Published: 07th November 2017
Chennai's kids can watch films on Climate Change in their classrooms, courtesy the Science Film Fest that has come to India for the first time
The Goethe Institute/Max Mueller Bhavan is organising India's first Science Film Festival for children and all the focus is on climate change. Interested? Get in touch and screen some
For the first time ever, Goethe Institute's Science Film Festival organised for children is coming to India and this year the festival's theme is Anthropocene. No, no don't go looking for that dictionary yet, we'll tell you what the meaning is. The geological era we are living in now is called the Anthropocene and what it essentially means is a time in the history of the planet where human activity has emerged as the most dominant factor influencing the climate and the environment.

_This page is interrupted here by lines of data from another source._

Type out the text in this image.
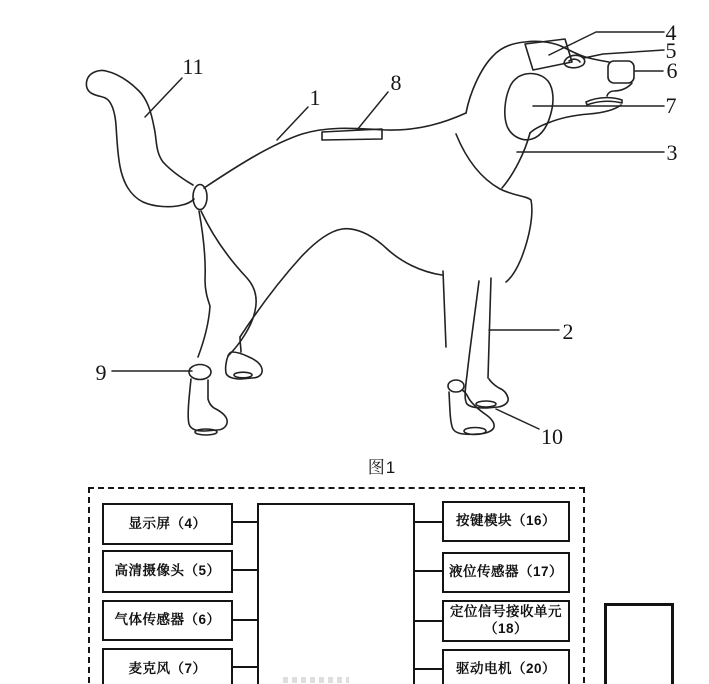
4
5
6
7
3
11
1
8
2
9
10
图1
显示屏（4）
高清摄像头（5）
气体传感器（6）
麦克风（7）
按键模块（16）
液位传感器（17）
定位信号接收单元（18）
驱动电机（20）
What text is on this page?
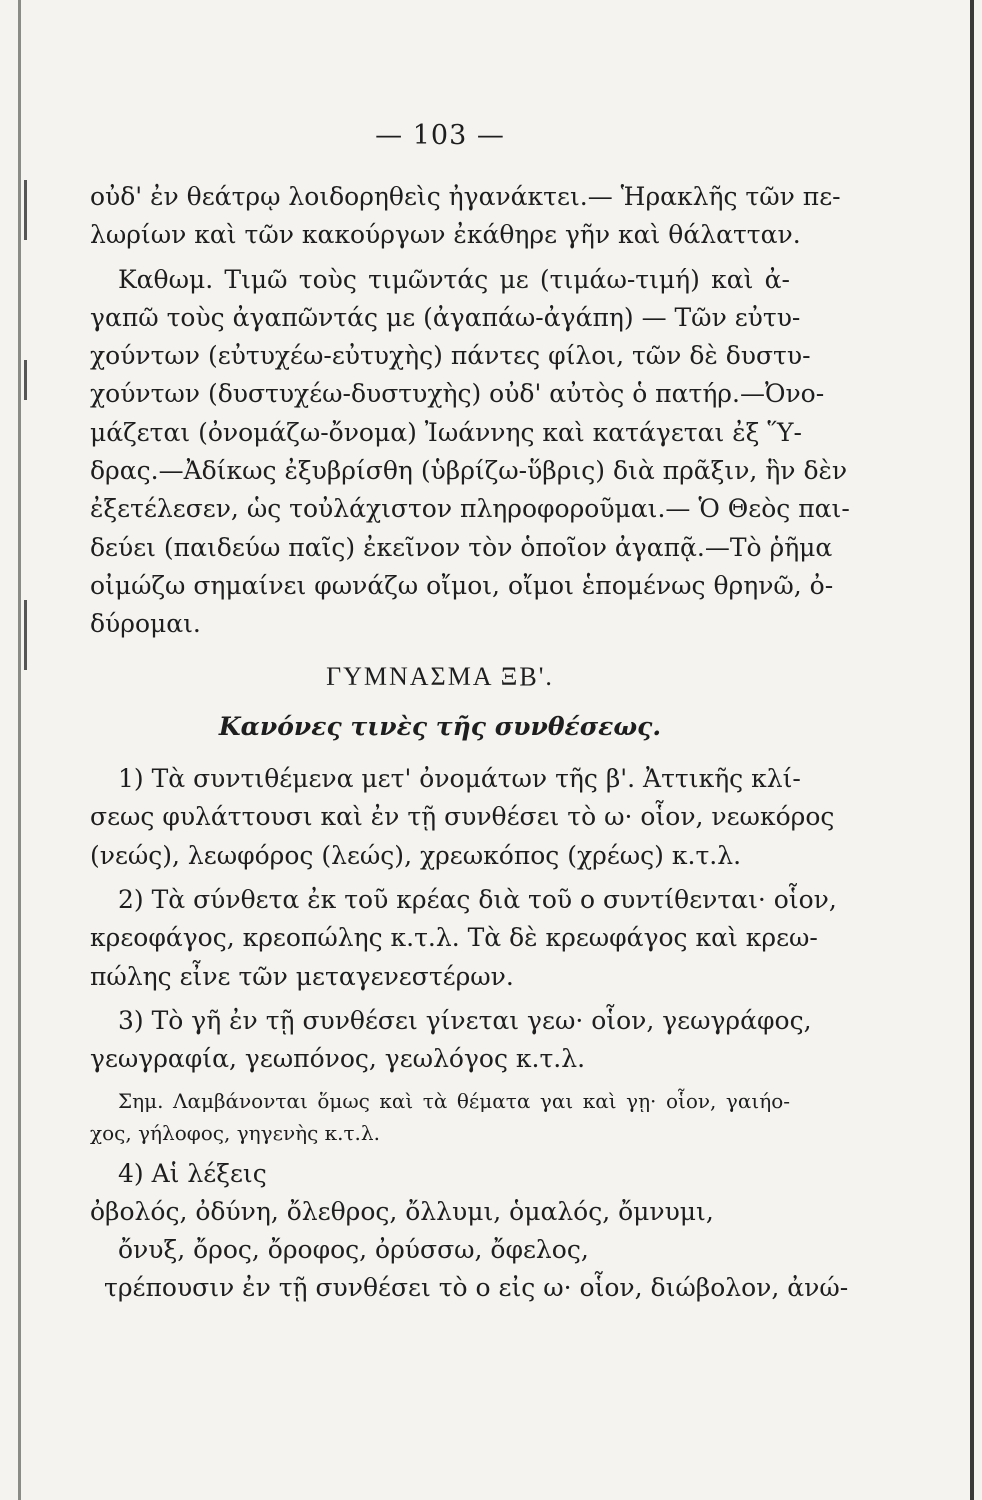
— 103 —
οὐδ' ἐν θεάτρῳ λοιδορηθεὶς ἠγανάκτει.— Ἡρακλῆς τῶν πε-
λωρίων καὶ τῶν κακούργων ἐκάθηρε γῆν καὶ θάλατταν.
Καθωμ. Τιμῶ τοὺς τιμῶντάς με (τιμάω-τιμή) καὶ ἀ-
γαπῶ τοὺς ἀγαπῶντάς με (ἀγαπάω-ἀγάπη) — Τῶν εὐτυ-
χούντων (εὐτυχέω-εὐτυχὴς) πάντες φίλοι, τῶν δὲ δυστυ-
χούντων (δυστυχέω-δυστυχὴς) οὐδ' αὐτὸς ὁ πατήρ.—Ὀνο-
μάζεται (ὀνομάζω-ὄνομα) Ἰωάννης καὶ κατάγεται ἐξ Ὕ-
δρας.—Ἀδίκως ἐξυβρίσθη (ὑβρίζω-ὕβρις) διὰ πρᾶξιν, ἣν δὲν
ἐξετέλεσεν, ὡς τοὐλάχιστον πληροφοροῦμαι.— Ὁ Θεὸς παι-
δεύει (παιδεύω παῖς) ἐκεῖνον τὸν ὁποῖον ἀγαπᾷ.—Τὸ ῥῆμα
οἰμώζω σημαίνει φωνάζω οἴμοι, οἴμοι ἑπομένως θρηνῶ, ὀ-
δύρομαι.
ΓΥΜΝΑΣΜΑ ΞΒ'.
Κανόνες τινὲς τῆς συνθέσεως.
1) Τὰ συντιθέμενα μετ' ὀνομάτων τῆς β'. Ἀττικῆς κλί-
σεως φυλάττουσι καὶ ἐν τῇ συνθέσει τὸ ω· οἷον, νεωκόρος
(νεώς), λεωφόρος (λεώς), χρεωκόπος (χρέως) κ.τ.λ.
2) Τὰ σύνθετα ἐκ τοῦ κρέας διὰ τοῦ ο συντίθενται· οἷον,
κρεοφάγος, κρεοπώλης κ.τ.λ. Τὰ δὲ κρεωφάγος καὶ κρεω-
πώλης εἶνε τῶν μεταγενεστέρων.
3) Τὸ γῆ ἐν τῇ συνθέσει γίνεται γεω· οἷον, γεωγράφος,
γεωγραφία, γεωπόνος, γεωλόγος κ.τ.λ.
Σημ. Λαμβάνονται ὅμως καὶ τὰ θέματα γαι καὶ γῃ· οἷον, γαιήο-
χος, γήλοφος, γηγενὴς κ.τ.λ.
4) Αἱ λέξεις
ὀβολός, ὀδύνη, ὄλεθρος, ὄλλυμι, ὁμαλός, ὄμνυμι,
ὄνυξ, ὄρος, ὄροφος, ὀρύσσω, ὄφελος,
τρέπουσιν ἐν τῇ συνθέσει τὸ ο εἰς ω· οἷον, διώβολον, ἀνώ-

Climate change is staring at us in the face and yet it hasn't shaken us up, like Goethe Institute's director, Helmut Schippert says- "It's like we are paralyzed." Schippert thinks that if nothing else at least screening 'mind-blowing' films for the future citizens of our world could lead to some sort of change.
Science Matters: The film festival was inaugurated by Bhaskar Ramamurthi, Director, Indian Institute of Technology - Madras
The Science Film Festival has been happening across the world for years now and it is now in its thirteenth year. Now, including India, the festival is taking place in 23 countries. In Chennai, the festival is happening between November 6 and December 18. Now you might wonder, how children are going to be able to skip classes to go watch these films (even though we might all agree that films leave more of an impact than a 45-minute lecture does).
This is where the Science Film Festival is different - there is no scheduled screening or shows - here the films are distributed among interested schools and the films are also accompanied with activities for the students as well. So it is a 'film-festival taken on rent', except the schools can actually borrow it for free. The Institute has selected 19 films - 11 for the age groups of 9-12 years and 8 films for the age group of 12-16 years. Some films are only 5-6 minutes long and the longest is 55 minutes and the schools get to choose 5-6 films each.
"If we just screened the film at the Institute then we would have probably just reached out to about 150 people. By distributing the film, we have the chance to engage more children, especially for corporation schools," Schippert said
The festival is conducted in cooperation with the Rotary Club of Madras East and the Environmentalist Foundation of India in order to reach out as many people as possible. "If we just screened the film at the Institute then we would have probably just reached out to about 150 people. By distributing the film, we have the chance to engage more children, especially for corporation schools," Schippert said. If the schools don't have the facilities to screen the film, they have been welcomed to screen it at Max Mueller Bhavan too.
Schippert said that the films are top-class and reiterated how 'mind-blowing they are,"From details on how a tiny insect works to the overwhelming information of how space missions are conducted to easily understandable animation, the quality of these films is impeccable. This is what is termed edu-taining," he explained.
Beauty in the details: The Institute has made an attempt to include as many
corporation schools as possible too
The director agrees that showing films is not the solution to climate change but believes that this could be an effective contributor. "Presently about 150 schools have registered. We want many more corporation schools to register too. The only condition we have is that the films should not be copied for copyright reasons. We also have activities that the children can indulge in after watching the films, it is not mandatory but we advise the teachers to conduct it for the students," he explained.
"We have been conducting workshops and screening films on climate change for two years now. This film festival is just another attempt to get the message across. Recently, I read an article which spoke about how climate change was threatening humanity but it is not just humanity, millions of other species live with us too, we have to start caring. It's now or never," Schippert added.